Il capitolo III il libro affronta il
problema della lingua: “Quello che riguarda la lingua –scrive lo Staccioli – è
certamente l’aspetto più avvincente e ‘popolare’ di tutto il ‘mistero
etrusco” . Poi continua: “il vero problema della lingua etrusca si presenta
quando, una volta letti i testi, si passa a cercare di capire il loro
significato. Il problema sta nel fatto che della lingua etrusca ignoriamo
almento in parte (una parte considerevole ndR) il vocabolario, e soprattutto la
struttura e il modo di funzionare”. Non mi sembra poco!

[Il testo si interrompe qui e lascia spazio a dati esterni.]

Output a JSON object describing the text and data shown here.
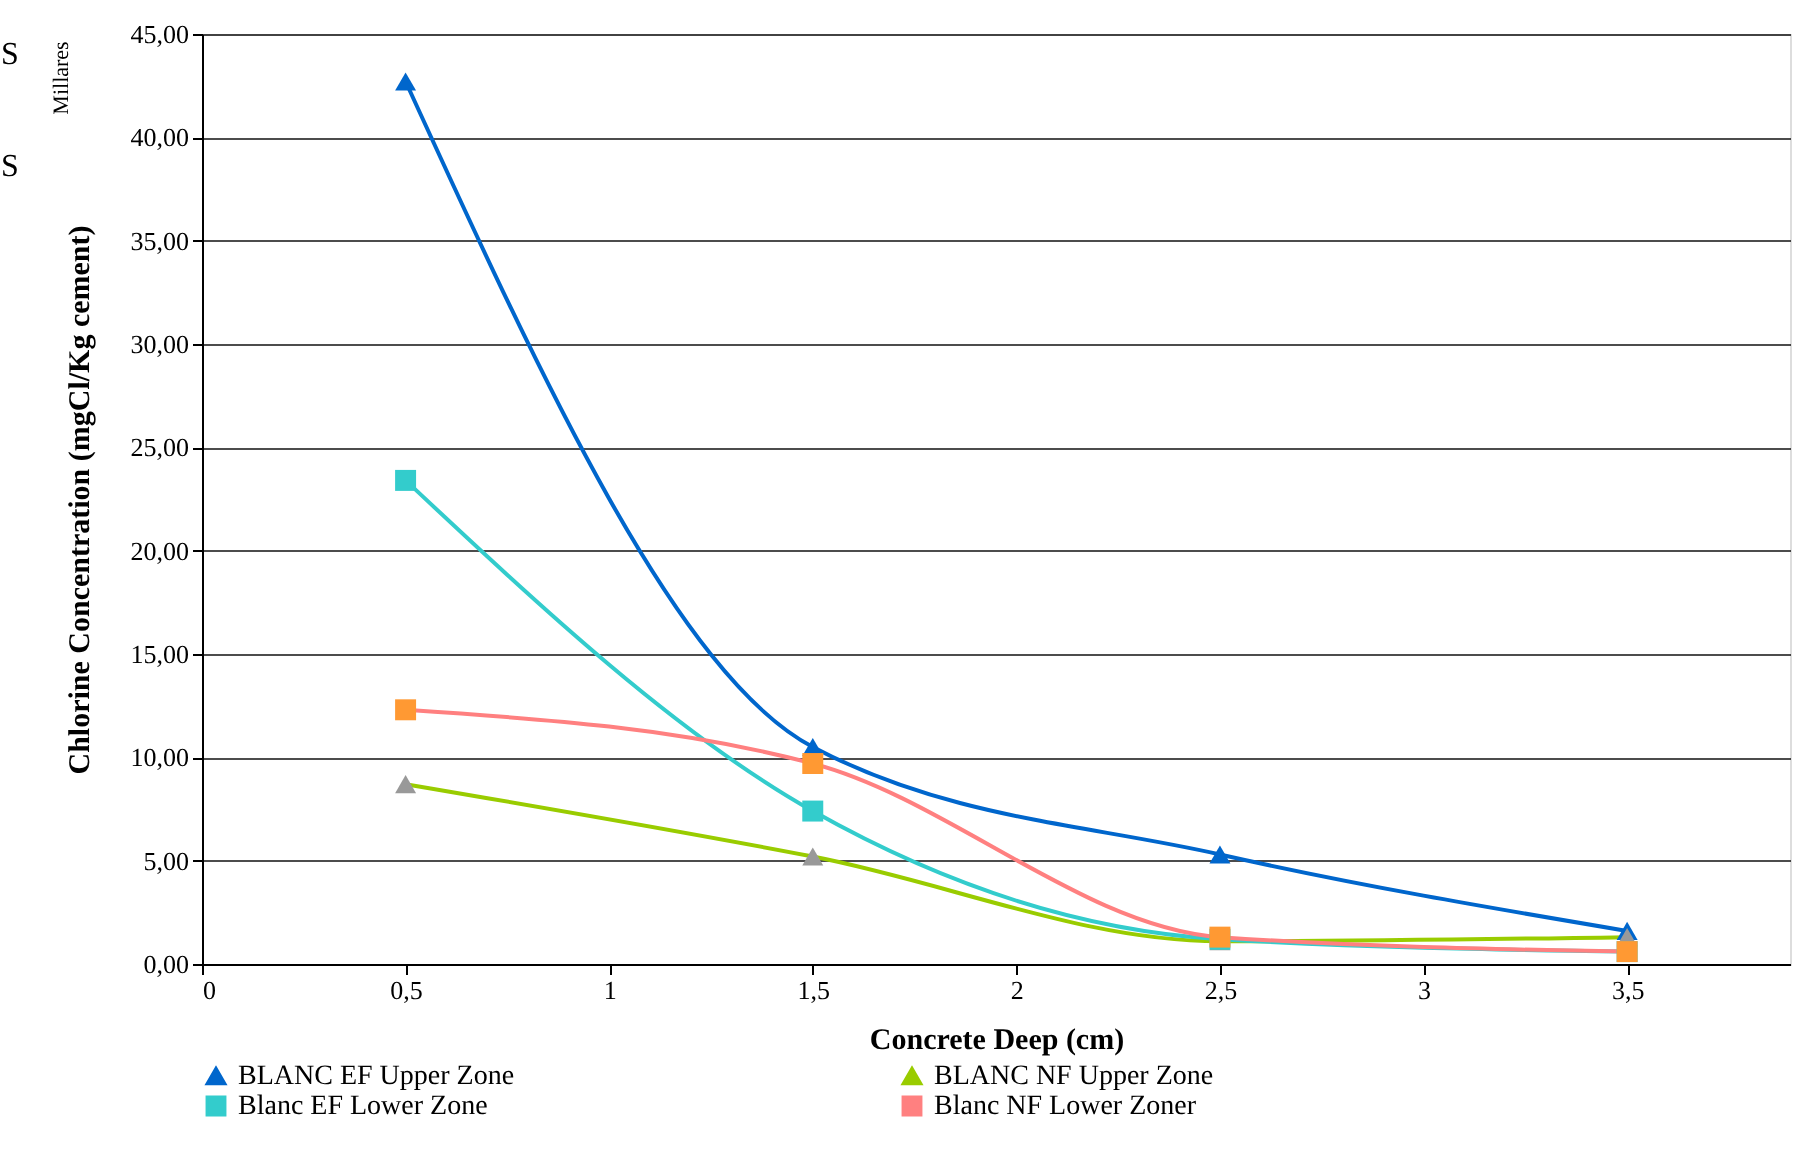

Poi però continua lo
Staccioli “L’etrusco è del tutto isolato rispetto a qualsiasi altra lingua,
come già sapevano gli antichi e come esplicitamente dichiara Dionigi di
Alicarnasso quando scrive che gli Etruschi parlavano un idioma ‘non
simile a quello di alcun altro popolo’ .
Più avanti, nello stesso capitolo, si dice: “Sarebbe più giusto
domandarsi fino a che punto l’etrusco si capisca, e la risposta non può essere
che parziale, possibilista e dinamica, nel senso che, pur rimanendo la
sostanziale ‘ignoranza’ della struttura della lingua, si può dire che di essa
noi conosciamo ormai molto.. ma molto altro resta sconosciuto”.
Nel capitolo IV dello stesso libro viene
affrontato il tema della “banalità e luoghi comuni”. “Si deve riconoscere alla
civiltà etrusca un’indiscutibile precocità di sviluppo e un certo ruolo
d’”avanguardia” nell’ambito della storia italiaca….ma questo non significa
affermare una priorità assoluta degli Etruschi rispetto ai Romani e agli altri
popoli dell’Italia antica……Noi possiamo tranquillamente affermare che la
“nascita” degli Etruschi è sostanzialmente contemporanea a quella dei Latini, e
perciò dei Romani e di tutti gli altri popoli italici” .
Allora tutto risolto? La diatriba
continua…..anzi, il mistero continua!